Гасли в мокром саду фонари,
Я молился любви… Озари!
Безмятежным своим озареньем.

По горбатому мосту во тьме
Проходили высокие люди.
И вдогонку ушедшей весне,
Безвозмездно летел на коне
Жёсткий свист соловьиных прелюдий.

А в лесу на траве непримятой,
Умирала весна в темноте.
Пахло сыростью, мохом и мятой.
И отшельник в шубёнке косматой
Умывался в холодной воде.

 

* * *

 

Ты в полночь солнечный удар,
Но без вреда.
Ты в море серая вода,
Ты не вода.
Ты в доме непонятный шум,
И я пляшу.
Невероятно тяжкий сон.
Ты колесо:
Оно стучит по камням крыш,
Жужжит, как мышь,
И медленно в огне кружит,
Во льду дрожит,
В безмолвии на дне воды
Проходишь Ты,
И в вышине, во все сады,
На все лады.
И этому леченья нет.
Во сне, во сне
Течёт сиреневый скелет,
И на луне
Танцует он под тихий шум
Смертельных вод.
И под руку я с ним пляшу,
И смерть, и чёрт.

 

* * *

 

Померкнет день; устанет ветр реветь,

Нагое сердце перестанет верить,

Река начнёт у берегов мелеть,

Я стану жизнь рассчитывать и мерить.

Они прошли, безумные года,
Как отошла весенняя вода,
В которой отражалось поднебесье.
Ах, отошёл и уничтожен весь я.

Свистит над домом остроносый дрозд,
Чернила пахнут вишнею и морем,
Души въезжает шарабан на мост.
Ах, мы ль себе раскаяться позволим?

Себя ли позовём из темноты,
Себе ль снесём на кладбище цветы,
Себя ль разыщем, фонарём махая?
Себе ль напишем, в прошлое съезжая?

Устал и воздух надо мной синеть.
Я, защищаясь, руку поднимаю,
Но, не успев на небе прогреметь,
Нас валит смех, как молния прямая.

 

Смерть детей

 

Моисею Блюму

 

Розовеет закат над заснеженным миром.

Возникает сиреневый голос луны.

Над трамваем в рогах электрической лиры

Искра прыгает в воздухе тёмном зимы.

Высоко над домами, над башнями окон,

Пролетает во сне серевеющий снег,

И, пролив в переулок сиреневый локон,

Спит зима и во сне уступает весне.

Расцветает молчанья свинцовая роза –

Сон людей и бессмысленный шёпот богов,

Но над каменным сводом ночного мороза

Слышен девичий шёпот легчайших шагов.

По небесному своду на розовых пятках

Деловитые ангелы ходят в тиши,

С ними дети играют в полуночи в прятки

Или вешают звёзды на ёлку души.

На хвосте у медведицы звёздочка скачет.

Дети сели на зайцев, за нею спешат,

А проснувшись наутро, безудержно плачут,

На игрушки земные смотреть не хотят.

Рождество расцветает над лоном печали.

Праздник, праздник, ты чей? – Я надзвёздный, чужой.

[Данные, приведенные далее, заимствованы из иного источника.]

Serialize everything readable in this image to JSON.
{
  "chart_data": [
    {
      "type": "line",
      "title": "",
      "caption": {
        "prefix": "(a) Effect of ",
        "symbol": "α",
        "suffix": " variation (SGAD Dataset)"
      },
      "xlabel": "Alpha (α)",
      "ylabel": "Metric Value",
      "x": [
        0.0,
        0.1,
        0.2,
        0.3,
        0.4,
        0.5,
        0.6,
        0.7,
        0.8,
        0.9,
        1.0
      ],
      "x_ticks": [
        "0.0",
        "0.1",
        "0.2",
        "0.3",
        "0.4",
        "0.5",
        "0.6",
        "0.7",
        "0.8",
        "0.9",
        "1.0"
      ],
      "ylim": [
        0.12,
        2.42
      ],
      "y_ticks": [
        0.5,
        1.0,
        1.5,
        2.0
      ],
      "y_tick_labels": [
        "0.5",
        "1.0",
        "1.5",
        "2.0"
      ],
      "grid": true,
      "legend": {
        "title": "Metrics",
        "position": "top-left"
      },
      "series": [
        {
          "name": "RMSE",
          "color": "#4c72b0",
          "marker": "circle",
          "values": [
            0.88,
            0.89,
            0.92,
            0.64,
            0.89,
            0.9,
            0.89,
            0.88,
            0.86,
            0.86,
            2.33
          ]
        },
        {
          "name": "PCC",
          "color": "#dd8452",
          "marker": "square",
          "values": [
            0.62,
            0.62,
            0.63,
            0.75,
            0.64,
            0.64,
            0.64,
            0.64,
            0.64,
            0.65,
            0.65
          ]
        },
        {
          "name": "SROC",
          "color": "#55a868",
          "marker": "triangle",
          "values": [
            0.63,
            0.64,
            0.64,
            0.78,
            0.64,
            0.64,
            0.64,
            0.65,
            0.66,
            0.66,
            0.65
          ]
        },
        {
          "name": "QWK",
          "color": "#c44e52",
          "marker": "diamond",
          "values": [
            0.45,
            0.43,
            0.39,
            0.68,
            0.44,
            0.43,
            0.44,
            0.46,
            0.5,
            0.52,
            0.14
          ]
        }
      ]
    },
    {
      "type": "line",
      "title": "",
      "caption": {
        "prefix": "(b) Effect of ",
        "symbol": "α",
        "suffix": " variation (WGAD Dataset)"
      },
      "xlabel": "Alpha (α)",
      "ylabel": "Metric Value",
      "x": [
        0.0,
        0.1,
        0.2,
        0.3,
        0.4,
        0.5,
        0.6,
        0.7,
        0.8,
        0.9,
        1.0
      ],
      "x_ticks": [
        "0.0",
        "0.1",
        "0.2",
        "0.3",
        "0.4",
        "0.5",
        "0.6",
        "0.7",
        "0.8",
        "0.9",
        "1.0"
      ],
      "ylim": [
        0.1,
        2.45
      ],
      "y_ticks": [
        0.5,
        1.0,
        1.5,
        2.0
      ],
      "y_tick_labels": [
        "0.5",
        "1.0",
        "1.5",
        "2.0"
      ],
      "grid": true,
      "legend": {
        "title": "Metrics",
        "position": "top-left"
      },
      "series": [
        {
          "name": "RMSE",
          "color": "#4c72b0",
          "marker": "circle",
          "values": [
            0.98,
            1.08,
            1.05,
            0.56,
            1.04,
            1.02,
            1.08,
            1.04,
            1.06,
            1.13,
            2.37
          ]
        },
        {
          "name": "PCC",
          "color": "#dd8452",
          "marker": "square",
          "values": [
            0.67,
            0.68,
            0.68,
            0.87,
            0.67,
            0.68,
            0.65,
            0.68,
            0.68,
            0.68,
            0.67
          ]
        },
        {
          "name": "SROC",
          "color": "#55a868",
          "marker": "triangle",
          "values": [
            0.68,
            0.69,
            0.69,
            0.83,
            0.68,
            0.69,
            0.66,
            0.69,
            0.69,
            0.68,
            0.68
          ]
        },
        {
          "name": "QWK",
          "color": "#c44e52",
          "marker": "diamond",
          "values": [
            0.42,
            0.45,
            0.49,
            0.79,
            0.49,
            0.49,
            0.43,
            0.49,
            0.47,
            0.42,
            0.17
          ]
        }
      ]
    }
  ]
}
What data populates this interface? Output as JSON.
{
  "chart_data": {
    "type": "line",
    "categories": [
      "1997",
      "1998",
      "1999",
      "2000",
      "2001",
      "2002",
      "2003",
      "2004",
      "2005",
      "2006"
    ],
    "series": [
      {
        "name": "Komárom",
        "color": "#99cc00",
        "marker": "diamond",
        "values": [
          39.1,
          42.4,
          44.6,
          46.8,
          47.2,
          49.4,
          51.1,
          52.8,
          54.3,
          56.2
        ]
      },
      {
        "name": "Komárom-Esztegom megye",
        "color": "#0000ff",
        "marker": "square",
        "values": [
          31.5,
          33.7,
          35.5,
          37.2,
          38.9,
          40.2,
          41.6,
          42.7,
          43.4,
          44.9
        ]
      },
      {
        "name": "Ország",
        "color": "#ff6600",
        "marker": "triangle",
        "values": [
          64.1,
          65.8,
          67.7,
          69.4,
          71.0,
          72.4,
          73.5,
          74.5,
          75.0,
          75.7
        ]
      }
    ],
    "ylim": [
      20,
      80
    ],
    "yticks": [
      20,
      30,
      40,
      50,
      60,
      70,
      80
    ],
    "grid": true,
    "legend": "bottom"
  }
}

Хором свечи в столовой в ответ зазвучали,

Удивлённая девочка стала большой.

А когда над окном, над потушенной ёлкой,

Зазвучал фиолетовый голос луны,

Дети сами открыли окошко светёлки,

С подоконника медленно бросились в сны.

 

* * *

 

Ты говорила: гибель мне грозит,

Зелёная рука в зелёном небе.

Но вот она на стуле лебезит,

Спит в варварском своём великолепьи.

Она пришла, я сам её пустил,
Так вспрыскивает морфий храбрый клоун,
Когда, летя по воздуху без сил,
Он равнодушья неземного полон.

Так воздухом питается пловец,
Подпрыгивая кратко над пучиной,
Так девушкой становится подлец,
Пытаясь на мгновенье стать мужчиной.

Так в нищенском своём великолепьи
Поэзия цветёт, как мокрый куст,
Сиреневого галстука нелепей,
Прекрасней улыбающихся уст.   

                                

Превращение в камень

 

Мы вышли. Но весы невольно опускались.
О, сумерков холодные весы!
Скользили мимо снежные часы,
Кружились на камнях и исчезали.

 

На острове не двигались дома,
И холод плыл торжественно над валом.
Была зима. Неверящий Фома
Персты держал в её закате алом.

 

Вы на снегу следы от каблука
Проткнули зонтиком, как лезвием кинжала.
Моя ж лиловая и твёрдая рука,
Как каменная, на скамье лежала.

 

Зима плыла над городом туда,
Где мы её, увы, ещё не ждали,
Как небо, многие вмещая города
Неудержимо далее и дале.

 

Роза смерти

 

Г. Иванову

 

В чёрном парке мы весну встречали,
Тихо врал копеечный смычок.
Смерть спускалась на воздушном шаре,
Трогала влюблённых за плечо.

 

Розов вечер, розы носит ветер.
На полях поэт рисунок чертит.
Розов вечер, розы пахнут смертью
И зелёный снег идёт на ветви.

 

Тёмный воздух осыпает звёзды,
Соловьи поют, моторам вторя,
И в киоске над зелёным морем.
Полыхает газ туберкулёзный.

 

Корабли отходят в небе звёздном,
На мосту платками машут духи,
И, сверкая через тёмный воздух,
Паровоз поёт на виадуке.

 

Тёмный город убегает в горы,
Ночь шумит у танцевальной залы,
И солдаты, покидая город,
Пьют густое пиво у вокзала.

 

Низко-низко, задевая души,
Лунный шар плывёт над балаганом.
А с бульвара под орган тщедушный,
Машет карусель руками дамам.

 

И весна, бездонно розовея,
Улыбаясь, отступая в твердь,
Раскрывает тёмно-синий веер
С надписью отчётливою: смерть.

 

* * *

 

А. Минчину

 

Пылал закат над сумасшедшим домом,
Там на деревьях спали души нищих,
За солнцем ночи, тлением влекомы,
Мы шли вослед, ища своё жилище.

 

Была судьба, как белый дом отвесный,
Вся заперта, и стража у дверей,
Где страшным голосом на ветке лист древесный
Кричал о близкой гибели своей.

 

Была зима во мне и я в зиме.
Кто может спорить с этим морем алым,
Когда душа повесилась в тюрьме
И чёрный мир родился над вокзалом.

 

А под землёй играл оркестр смертей,
Высовывались звуки из отдушин,
Там вверх ногами на балу чертей
Без остановки танцевали души.

 

Цветы бежали вниз по коридорам,
Их ждал огонь, за ними гнался свет.
Но вздох шагов казался птичьим вздором.                                              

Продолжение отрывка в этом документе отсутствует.